When wildfire smoke from Butte County crept towards San Francisco in early November, I thought, “This is not ideal, but I can deal with it.” After all, I grew up in a Philippine town where everyone burned litter and leaves in their backyards. Farmers burned vegetation to clear land. I lived most of my life in Manila’s smog-ridden, third-world metro. The smoke was a hazard. I should be cautious. But I could manage. It would be fine.
When wildfire smoke covered the city several days later, I thought, “This is bad, but not as bad. Think of all the people who truly have it bad.” I tried not to think of what truly made it worse. Many found it hard to breathe, but many had ceased to breathe at all. Perhaps many no longer wished to. I picked up a mask, snatched a spare, and bought another pack of cough drops. The next morning, I woke with a sore throat, stinging ears, and a strange burnt smell in my room. Even the headlines gasped: the air that day was more poisonous than it was anywhere in the world.
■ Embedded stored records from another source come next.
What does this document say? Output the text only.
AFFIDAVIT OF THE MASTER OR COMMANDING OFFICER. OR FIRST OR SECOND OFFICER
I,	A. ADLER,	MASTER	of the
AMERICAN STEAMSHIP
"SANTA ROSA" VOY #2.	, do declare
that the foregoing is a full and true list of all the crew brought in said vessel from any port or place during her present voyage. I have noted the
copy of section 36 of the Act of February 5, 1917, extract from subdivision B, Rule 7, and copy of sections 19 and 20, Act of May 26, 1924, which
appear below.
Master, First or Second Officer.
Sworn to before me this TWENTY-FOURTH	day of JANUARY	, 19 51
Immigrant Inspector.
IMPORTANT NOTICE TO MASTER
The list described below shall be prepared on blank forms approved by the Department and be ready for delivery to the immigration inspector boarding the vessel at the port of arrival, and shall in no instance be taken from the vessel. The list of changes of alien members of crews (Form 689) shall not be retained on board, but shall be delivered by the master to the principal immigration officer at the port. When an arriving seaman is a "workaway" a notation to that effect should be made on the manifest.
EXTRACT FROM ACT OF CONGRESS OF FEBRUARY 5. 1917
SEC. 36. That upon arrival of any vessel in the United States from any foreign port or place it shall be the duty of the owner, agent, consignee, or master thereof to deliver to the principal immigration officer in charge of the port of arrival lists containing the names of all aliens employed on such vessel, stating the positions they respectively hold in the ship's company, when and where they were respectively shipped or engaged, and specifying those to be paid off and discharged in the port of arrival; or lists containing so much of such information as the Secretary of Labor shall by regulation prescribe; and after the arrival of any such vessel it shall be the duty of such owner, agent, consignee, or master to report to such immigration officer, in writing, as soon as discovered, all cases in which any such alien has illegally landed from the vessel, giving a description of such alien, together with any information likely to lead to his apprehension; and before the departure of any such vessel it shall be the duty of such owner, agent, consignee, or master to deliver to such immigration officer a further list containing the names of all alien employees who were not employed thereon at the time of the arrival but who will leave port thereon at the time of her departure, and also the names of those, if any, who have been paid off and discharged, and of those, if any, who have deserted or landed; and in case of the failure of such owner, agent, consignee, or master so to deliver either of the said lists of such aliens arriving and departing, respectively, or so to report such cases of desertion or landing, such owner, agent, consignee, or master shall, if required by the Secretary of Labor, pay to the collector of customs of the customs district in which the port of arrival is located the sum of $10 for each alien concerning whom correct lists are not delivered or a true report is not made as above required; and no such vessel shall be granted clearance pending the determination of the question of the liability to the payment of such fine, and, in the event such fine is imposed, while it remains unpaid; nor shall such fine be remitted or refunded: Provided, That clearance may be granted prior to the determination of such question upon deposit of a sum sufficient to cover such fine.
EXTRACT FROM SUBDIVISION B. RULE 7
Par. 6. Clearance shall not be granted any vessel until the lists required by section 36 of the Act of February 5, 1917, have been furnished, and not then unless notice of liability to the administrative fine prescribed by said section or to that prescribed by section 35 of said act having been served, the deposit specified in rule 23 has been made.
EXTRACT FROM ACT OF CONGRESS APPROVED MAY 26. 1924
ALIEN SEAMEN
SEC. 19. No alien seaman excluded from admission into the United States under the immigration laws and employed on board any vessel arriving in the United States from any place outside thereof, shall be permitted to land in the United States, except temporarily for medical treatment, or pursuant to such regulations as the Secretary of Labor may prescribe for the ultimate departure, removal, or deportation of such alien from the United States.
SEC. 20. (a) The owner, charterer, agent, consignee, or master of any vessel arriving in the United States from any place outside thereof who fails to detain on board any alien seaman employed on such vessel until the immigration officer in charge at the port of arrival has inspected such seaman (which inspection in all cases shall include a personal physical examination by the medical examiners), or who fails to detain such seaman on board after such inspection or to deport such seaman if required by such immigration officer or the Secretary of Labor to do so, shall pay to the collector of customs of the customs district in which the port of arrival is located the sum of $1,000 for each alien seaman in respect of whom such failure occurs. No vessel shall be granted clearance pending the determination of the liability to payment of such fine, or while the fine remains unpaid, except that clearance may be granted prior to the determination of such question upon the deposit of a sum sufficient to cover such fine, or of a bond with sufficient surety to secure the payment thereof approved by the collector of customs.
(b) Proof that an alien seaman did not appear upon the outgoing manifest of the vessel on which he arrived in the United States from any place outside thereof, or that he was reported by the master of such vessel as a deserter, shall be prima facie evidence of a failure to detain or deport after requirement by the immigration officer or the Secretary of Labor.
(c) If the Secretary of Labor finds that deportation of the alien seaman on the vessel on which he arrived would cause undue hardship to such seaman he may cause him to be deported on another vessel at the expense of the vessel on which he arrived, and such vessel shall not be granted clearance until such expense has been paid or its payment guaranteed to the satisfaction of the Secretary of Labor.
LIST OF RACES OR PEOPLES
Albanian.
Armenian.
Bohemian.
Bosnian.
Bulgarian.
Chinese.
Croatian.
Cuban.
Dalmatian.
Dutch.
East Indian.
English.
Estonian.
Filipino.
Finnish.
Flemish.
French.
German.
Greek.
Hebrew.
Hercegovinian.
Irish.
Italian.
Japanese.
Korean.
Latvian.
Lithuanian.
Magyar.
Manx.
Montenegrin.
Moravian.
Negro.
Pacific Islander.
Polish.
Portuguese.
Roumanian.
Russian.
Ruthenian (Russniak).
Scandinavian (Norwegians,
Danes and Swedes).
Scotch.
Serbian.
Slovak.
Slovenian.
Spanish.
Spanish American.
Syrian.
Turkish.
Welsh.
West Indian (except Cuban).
As wildfire smoke choked the city, I filled a small bowl with suka, cane vinegar, and placed it on my shelf. I remembered it was a natural freshener, tried and tested through time; I thought it would suffice. I sat by the window and watched the empty gray stained-orange street. I wondered when I could open it again.
Wildfire smoke crippled the city. As fires raged across California, I began to think of floods. Not floods that whipped down mountains like apocalyptic flame, or deluges that washed a world anew, but floods that spilled from ill-planned sewers and ill-kept rivers – mud and muck, garbage and grime, brown and brackish water laying waste after the typhoon had ceased to wail. Those are floods this city has never seen. Floods my other country will always know.
Those floods birthed days like these days of smoke and ash, when all you could do was watch through windows at a sky gone gray, waiting for waters to recede and reveal there was still a world they could wipe out again. Those days, you stood in a house that stood still, water up to your waist, and you thought it’s fine, it will be fine, the front gate is smashed and the power’s still out, the albums are drowned but our house didn’t burn down –
And it would be fine, it should be fine, for in the midst of the flood, you had your family, your friends, your faith, and you had food. Steeped in cane vinegar, boiled to a broth, the potfuls of pork and chicken adobo would keep. It would keep you, again and again, through the alphabet of storms from the first to the last – that cycle of calamities that only calmed before Christmas. By then, the winds would be gentle and the storms would be gone; you could serve at the feast what you had prepared for the famine.
The night before wildfire smoke cleared, the city waited for rain. A storm scrubbed the skies for an entire day and another night, and when the sun finally broke it shone beside a rainbow.
That was the morning of Thanksgiving.
It is not a hallowed day where I come from, but my roommate wanted to celebrate. She comes from a Chinese province just northwest of the Philippines, where typhoons in the region also ravage and reap. Her people, like my people, might be strangers to wildfires yet are no strangers to storms. She asked me to make adobo: a meal she had never had part of.
There was only a cup’s worth of vinegar left in the bottle.
One can make feasts from less a bounty. I knew that it would suffice. I knew it would be fine.